CFDT et FO se disputent la présidence de l’Ircantec

L’élection du futur président de l’Ircantec s’annonce serrée. Jean-Pierre Costes, président sortant de la commission des comptes et de l’audit, avait été désigné par la CFDT. Mais Philippe Soubirous, qui vient d’intégrer la délégation FO au CA de l’Ircantec, a décidé de se porter candidat, avec le soutien officiel de la CGT. « C’est un contrecoup du changement de président à l’Arrco », justifie le secrétaire de la FGF-FO. « L’hégémonie de la CFDT sur le paysage de la retraite complémentaire n’est pas une bonne chose », ajoute Christophe Prudhomme (CGT). « La CFDT s’est contentée de tirer les conséquences de l’absence de candidat de FO après sa non-signature de l’accord », se défend Jean-Pierre Costes. « Quant au soi-disant monopole de la CFDT, l’argument peut se retourner contre FO, sachant que celle-ci occupe déjà les présidences de la Caisse nationale d’assurance vieillesse (Cnav) et du GIP Union Retraite », observe le cédétiste.

 

Mais la bagarre porte aussi sur le fond. « Il me paraît difficile d’élire un président issu des syndicats non signataires de la réforme de 2008 encore en cours de déploiement jusqu’en 2018 », considère Jean-Pierre Costes. « Ma candidature vise surtout à conforter la place de l’Ircantec dans un grand pôle de retraite public constitué aussi de la CNRACL et du service des pensions des fonctionnaires de l’État », soutient Philippe Soubirous, soucieux de lutter contre toute « tentation de confondre l’Ircantec avec l’Agirc-Arrco ».

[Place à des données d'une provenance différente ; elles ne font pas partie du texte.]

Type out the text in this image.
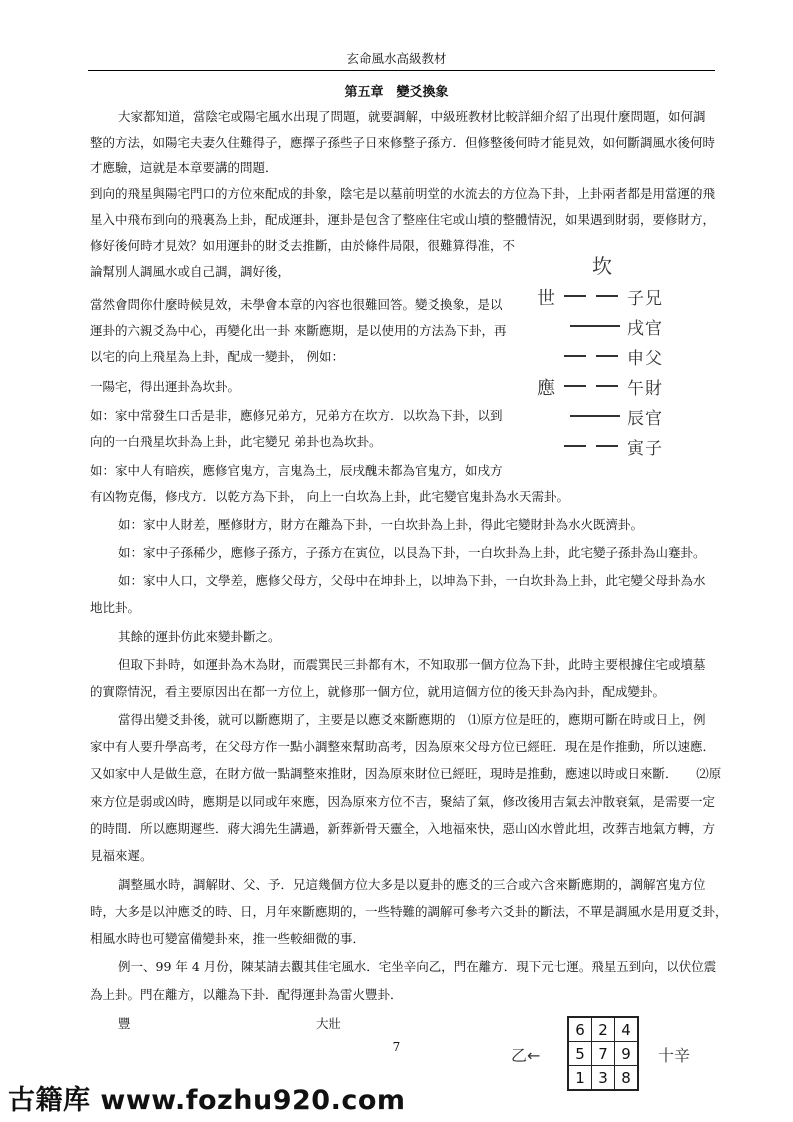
玄命風水高級教材
第五章　變爻換象
大家都知道，當陰宅或陽宅風水出現了問題，就要調解，中級班教材比較詳細介紹了出現什麼問題，如何調
整的方法，如陽宅夫妻久住難得子，應擇子孫些子日來修整子孫方．但修整後何時才能見效，如何斷調風水後何時
才應驗，這就是本章要講的問題．
到向的飛星與陽宅門口的方位來配成的卦象，陰宅是以墓前明堂的水流去的方位為下卦，上卦兩者都是用當運的飛
星入中飛布到向的飛裏為上卦，配成運卦，運卦是包含了整座住宅或山墳的整體情況，如果遇到財弱，要修財方，
修好後何時才見效？如用運卦的財爻去推斷，由於條件局限，很難算得准，不
論幫別人調風水或自己調，調好後，
當然會問你什麼時候見效，未學會本章的內容也很難回答。變爻換象，是以
運卦的六親爻為中心，再變化出一卦 來斷應期，是以使用的方法為下卦，再
以宅的向上飛星為上卦，配成一變卦， 例如：
一陽宅，得出運卦為坎卦。
如：家中常發生口舌是非，應修兄弟方，兄弟方在坎方．以坎為下卦，以到
向的一白飛星坎卦為上卦，此宅變兄 弟卦也為坎卦。
如：家中人有暗疾，應修官鬼方，言鬼為土，辰戌醜未都為官鬼方，如戌方
有凶物克傷，修戌方．以乾方為下卦， 向上一白坎為上卦，此宅變官鬼卦為水天需卦。
如：家中人財差，壓修財方，財方在離為下卦，一白坎卦為上卦，得此宅變財卦為水火既濟卦。
如：家中子孫稀少，應修子孫方，子孫方在寅位，以艮為下卦，一白坎卦為上卦，此宅變子孫卦為山蹇卦。
如：家中人口，文學差，應修父母方，父母中在坤卦上，以坤為下卦，一白坎卦為上卦，此宅變父母卦為水
地比卦。
其餘的運卦仿此來變卦斷之。
但取下卦時，如運卦為木為財，而震巽民三卦都有木，不知取那一個方位為下卦，此時主要根據住宅或墳墓
的實際情況，看主要原因出在都一方位上，就修那一個方位，就用這個方位的後天卦為內卦，配成變卦。
當得出變爻卦後，就可以斷應期了，主要是以應爻來斷應期的　⑴原方位是旺的，應期可斷在時或日上，例
家中有人要升學高考，在父母方作一點小調整來幫助高考，因為原來父母方位已經旺．現在是作推動，所以速應．
又如家中人是做生意，在財方做一點調整來推財，因為原來財位已經旺，現時是推動，應速以時或日來斷．　　⑵原
來方位是弱或凶時，應期是以同或年來應，因為原來方位不吉，聚結了氣，修改後用吉氣去沖散衰氣，是需要一定
的時間．所以應期遲些．蔣大鴻先生講過，新葬新骨天靈全，入地福來快，惡山凶水曾此坦，改葬吉地氣方轉，方
見福來遲。
調整風水時，調解財、父、予．兄這幾個方位大多是以夏卦的應爻的三合或六含來斷應期的，調解宮鬼方位
時，大多是以沖應爻的時、日，月年來斷應期的，一些特難的調解可參考六爻卦的斷法，不單是調風水是用夏爻卦，
相風水時也可變富備變卦來，推一些較細微的事．
例一、99 年 4 月份，陳某請去觀其佳宅風水．宅坐辛向乙，門在離方．現下元七運。飛星五到向，以伏位震
為上卦。門在離方，以離為下卦．配得運卦為雷火豐卦．
豐	大壯
坎
世	子兄
戌官
申父
應	午財
辰官
寅子
7	乙←
6	2	4
5	7	9
1	3	8
十辛
古籍库 www.fozhu920.com
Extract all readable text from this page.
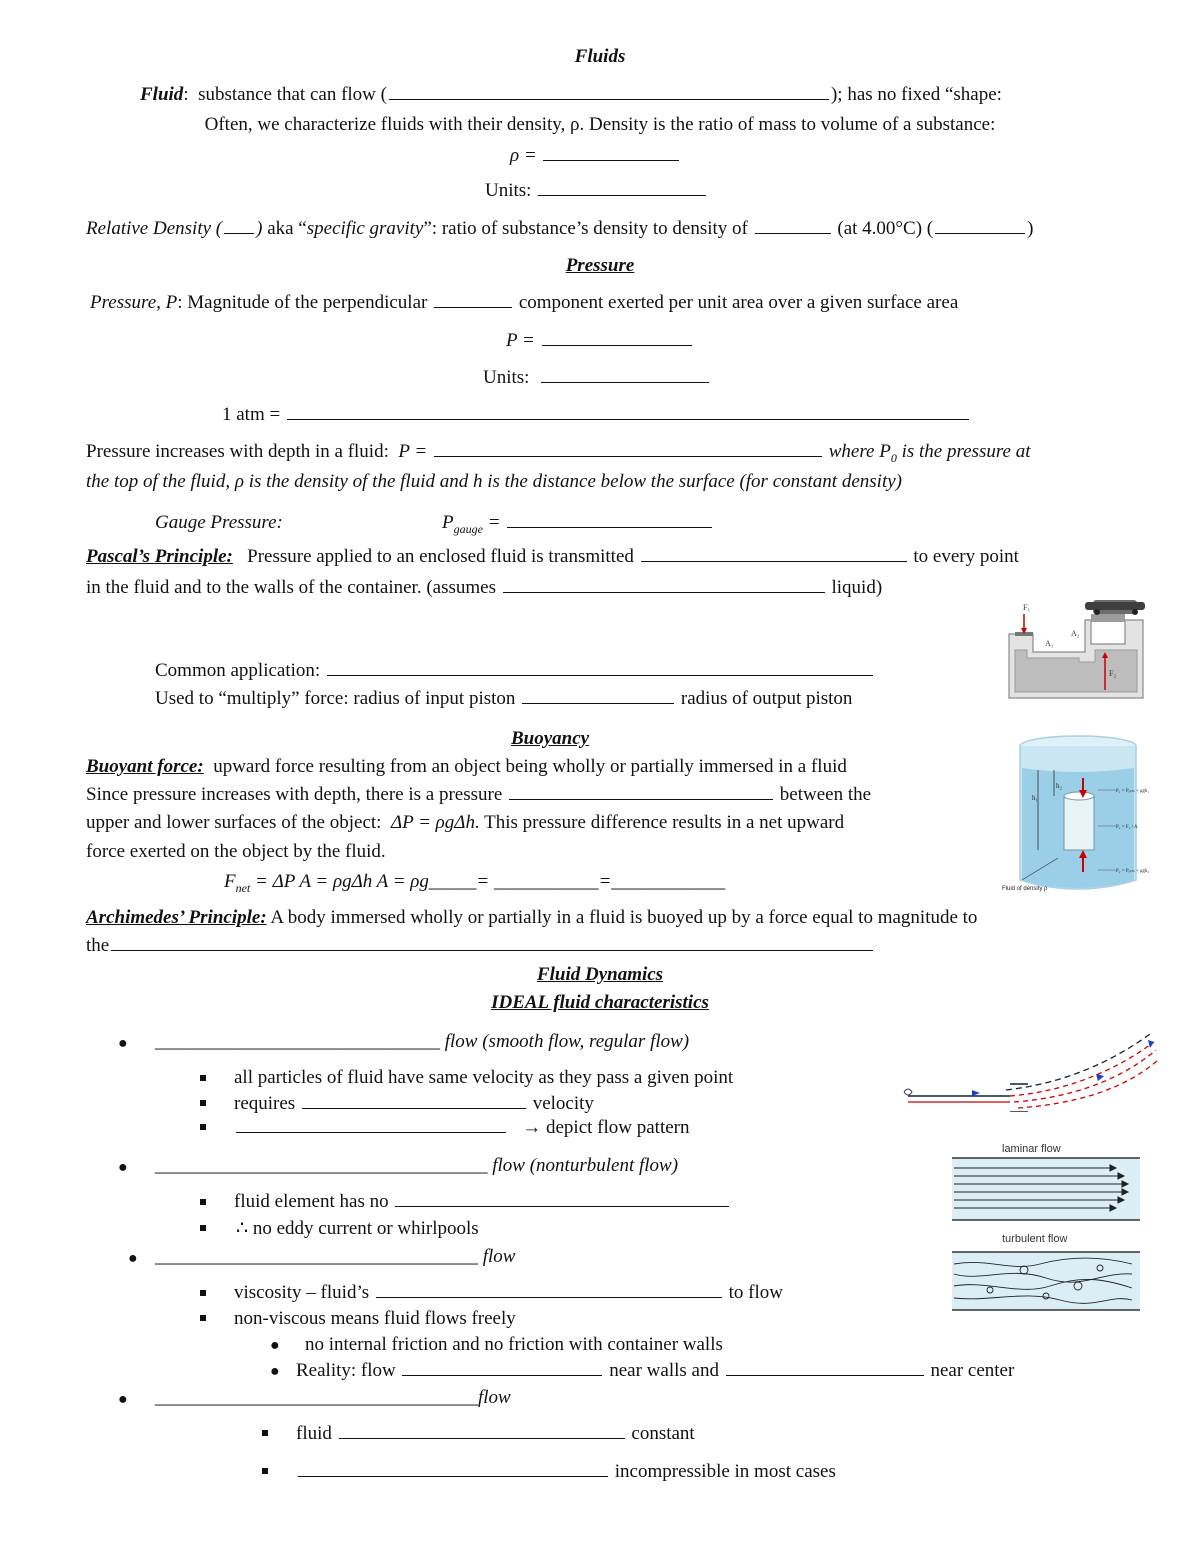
Fluids
Fluid:  substance that can flow (	); has no fixed “shape:
Often, we characterize fluids with their density, ρ. Density is the ratio of mass to volume of a substance:
ρ =
Units:
Relative Density ( ) aka “specific gravity”: ratio of substance’s density to density of	(at 4.00°C) (	)
Pressure
Pressure, P: Magnitude of the perpendicular	component exerted per unit area over a given surface area
P =
Units:
1 atm =
Pressure increases with depth in a fluid: P =	where $P_0$ is the pressure at
the top of the fluid, ρ is the density of the fluid and h is the distance below the surface (for constant density)
Gauge Pressure:	$P_{gauge}$ =
Pascal’s Principle: Pressure applied to an enclosed fluid is transmitted	to every point
in the fluid and to the walls of the container. (assumes	liquid)
Common application:
Used to “multiply” force: radius of input piston	radius of output piston
F₁
A₁
A₂
F₂
Buoyancy
Buoyant force: upward force resulting from an object being wholly or partially immersed in a fluid
Since pressure increases with depth, there is a pressure	between the
upper and lower surfaces of the object: ΔP = ρgΔh. This pressure difference results in a net upward
force exerted on the object by the fluid.
$F_{net} = \Delta P$ A = ρgΔh A = ρg_____= ___________=____________
h₁
h₂
P₁ = Pₐₜₘ + ρgh₁
P₁ = F₁ / A
P₂ = Pₐₜₘ + ρgh₂
Fluid of density ρ
Archimedes’ Principle: A body immersed wholly or partially in a fluid is buoyed up by a force equal to magnitude to
the
Fluid Dynamics
IDEAL fluid characteristics
● ______________________________ flow (smooth flow, regular flow)
all particles of fluid have same velocity as they pass a given point
requires	velocity
→ depict flow pattern
● ___________________________________ flow (nonturbulent flow)
fluid element has no
∴ no eddy current or whirlpools
laminar flow
turbulent flow
● __________________________________ flow
viscosity – fluid’s	to flow
non-viscous means fluid flows freely
● no internal friction and no friction with container walls
● Reality: flow	near walls and	near center
● __________________________________flow
fluid	constant
incompressible in most cases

« En tant que régime complémentaire de passage, adossé de surcroît à la Cnav, l’Ircantec n’a rien à voir avec les régimes intégrés des fonctionnaires », rétorque Jean-Pierre Costes. En attendant le vote, chacun compte ses troupes. Si la CFDT mise sur l’appui du camp réformiste, FO espère recevoir le soutien des autres syndicats contestataires (FSU, Solidaires) mais aussi celui de quelques transfuges syndicaux réformistes et des employeurs hospitaliers.